Traders, even those at banks that invested in Symphony, are reluctant to give up their Bloomberg terminals. That said, four years after its founding, Symphony CEO David Gurle now describes the company’s goal as not to replace Bloomberg, but to surround it.

Bloomberg provides its clients with data, news, trading capabilities, and messaging, but it’s a walled fortress, a system designed to communicate primarily with other Bloomberg terminals. Symphony’s API platform, in contrast, is designed to integrate with the dozens of existing apps used by banks, and allows them to communicate with other institutions more flexibly.

“If you can create a whole ecosystem that connects every individual without dropping anyone, you can create a network much greater than what Bloomberg has done,” Gurle said in an interview on the sidelines of Symphony’s Innovate conference in New York recently. “The key is openness.”

Gurle compares Symphony to America’s interstate highway system. In that analogy, the banks are cities and towns, and use their own cars to travel on a network Symphony has built. The advantage is that banks can use their own proprietary systems and still interface with other systems. Using Symphony, banks are deploying chatbots that “talk” amongst themselves to make and settle trades. Bots at RBC and AllianceBernstein, for example, can execute trades with each other over the Symphony platform, while BlackRock and BNP Paribas use them to settle mismatched foreign-exchange swaps.
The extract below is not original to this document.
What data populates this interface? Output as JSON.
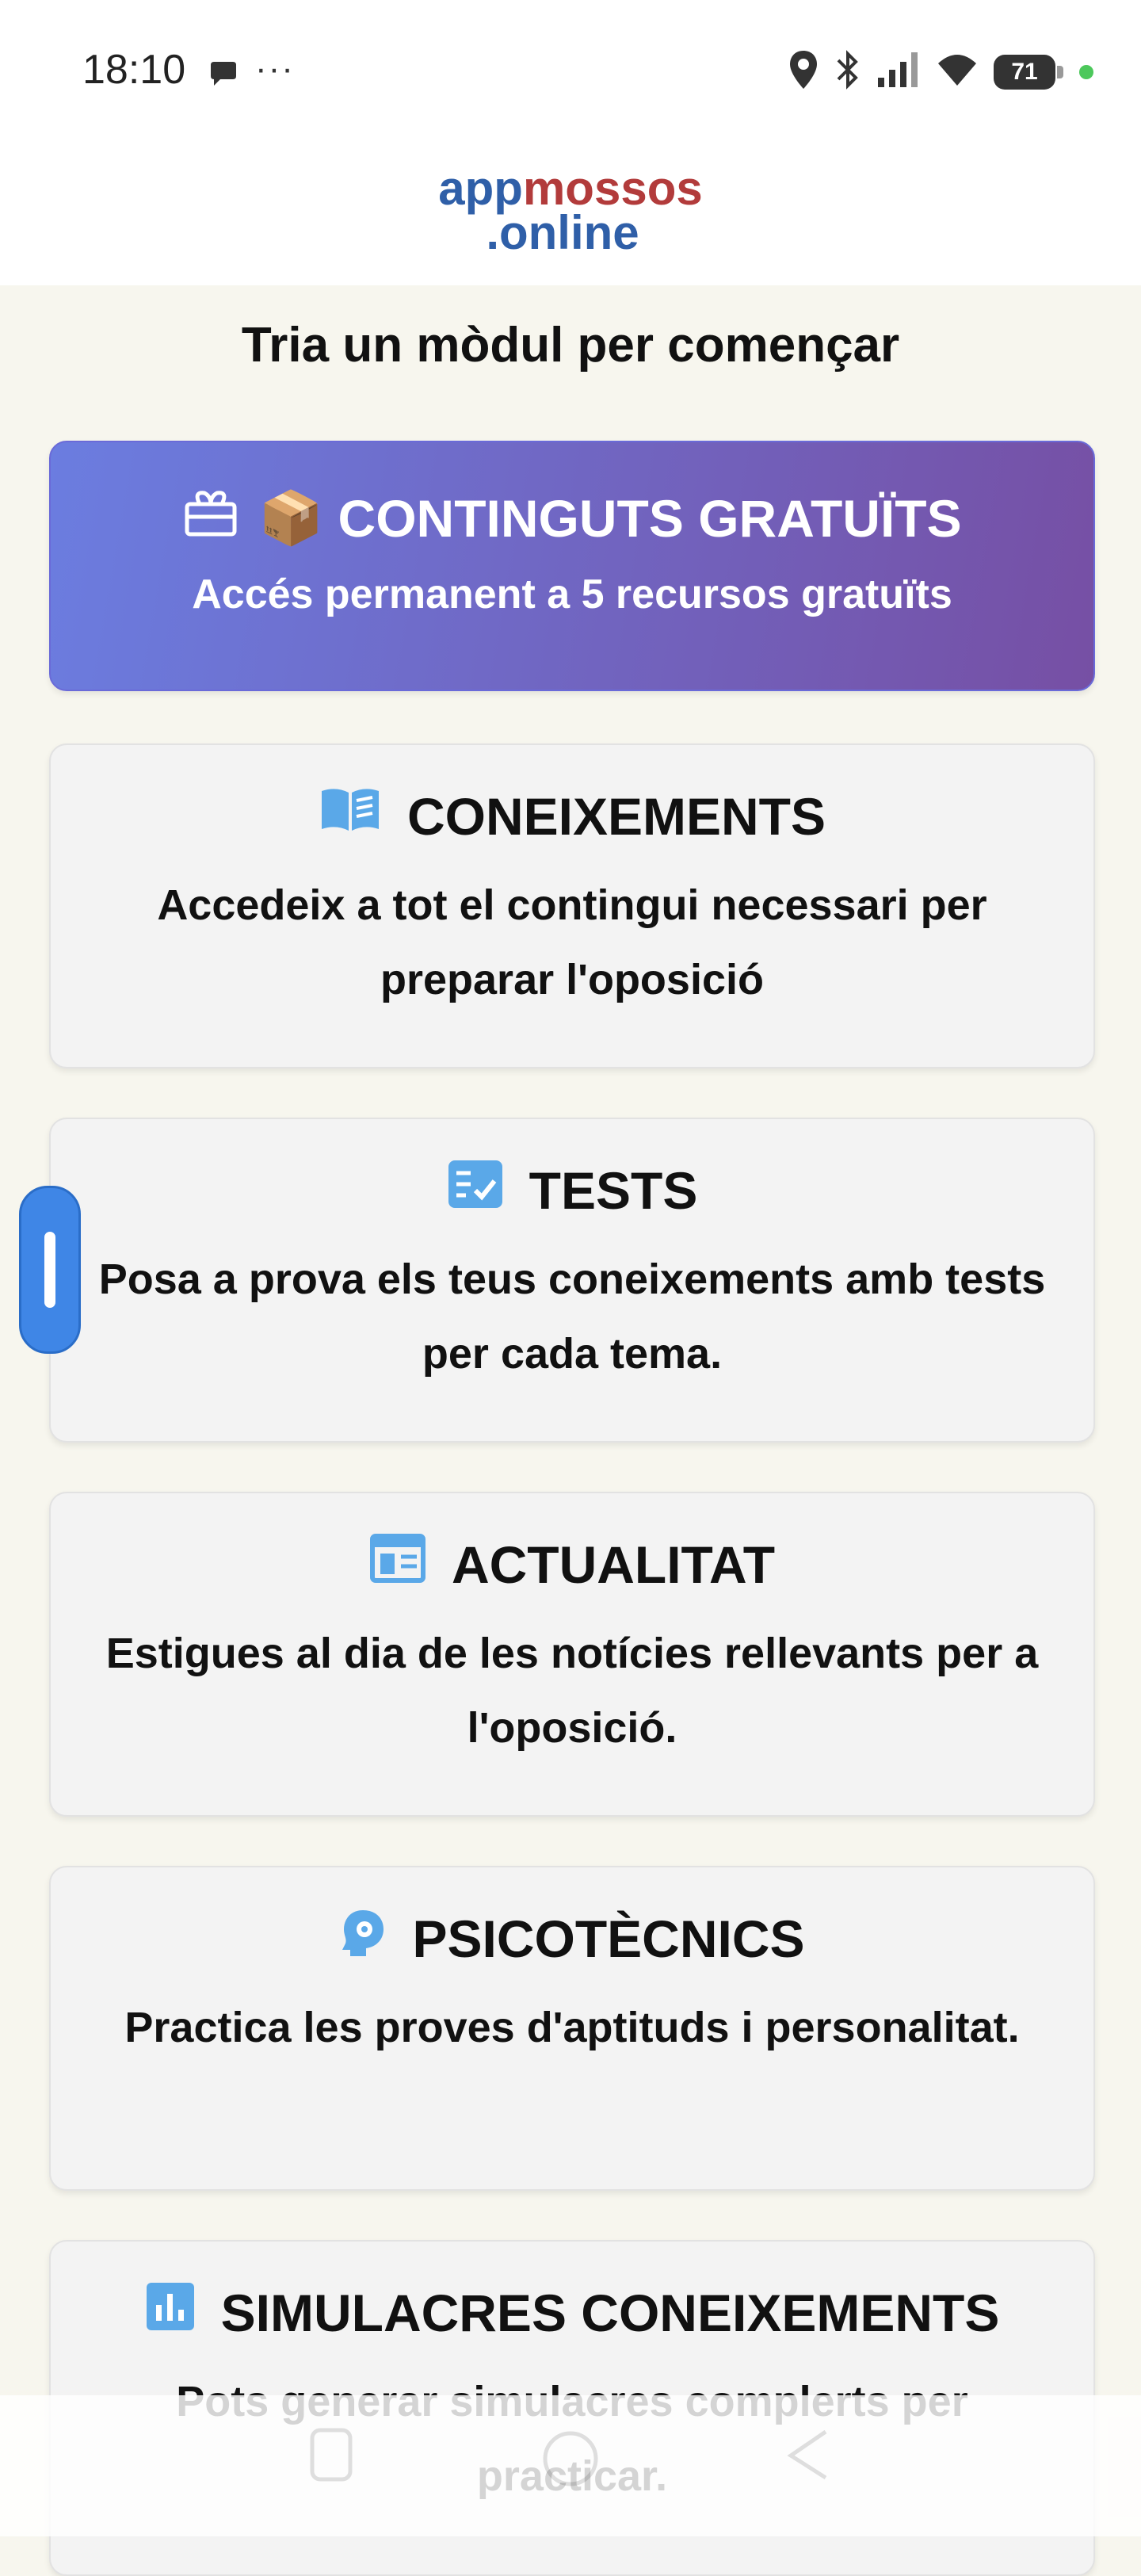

These workflow-automation bots, which didn’t exist when Symphony was founded, are accelerating adoption of the product among financial institutions. And—as with social media networks like Facebook and Twitter—as more institutions join, network effects make it more appealing for others to sign up.

Symphony now has 375,000 individual users at 350 companies, and is adding 10,000 a month. Businesses pay $20 per user per month, far less than Bloomberg’s $1,800. In response, last year Bloomberg introduced a new product that offers a messaging-only service for $10 a month, an effort to connect traders with the back-office employees who didn’t have access to the pricey terminals. That was a market Symphony was eager to exploit.

Bloomberg, of course, is much more than a fancy messaging service and even though Symphony has teamed up with Thomson Reuters to beef up its offering with data and news (at an additional cost), it’s hard to see banks giving up the torrent of information provided by Bloomberg if they perceive it gives them an edge.

Gurle professes not to care. “It’s not going to kill Bloomberg, but it’s going to wake up Bloomberg to a changing world,” he said.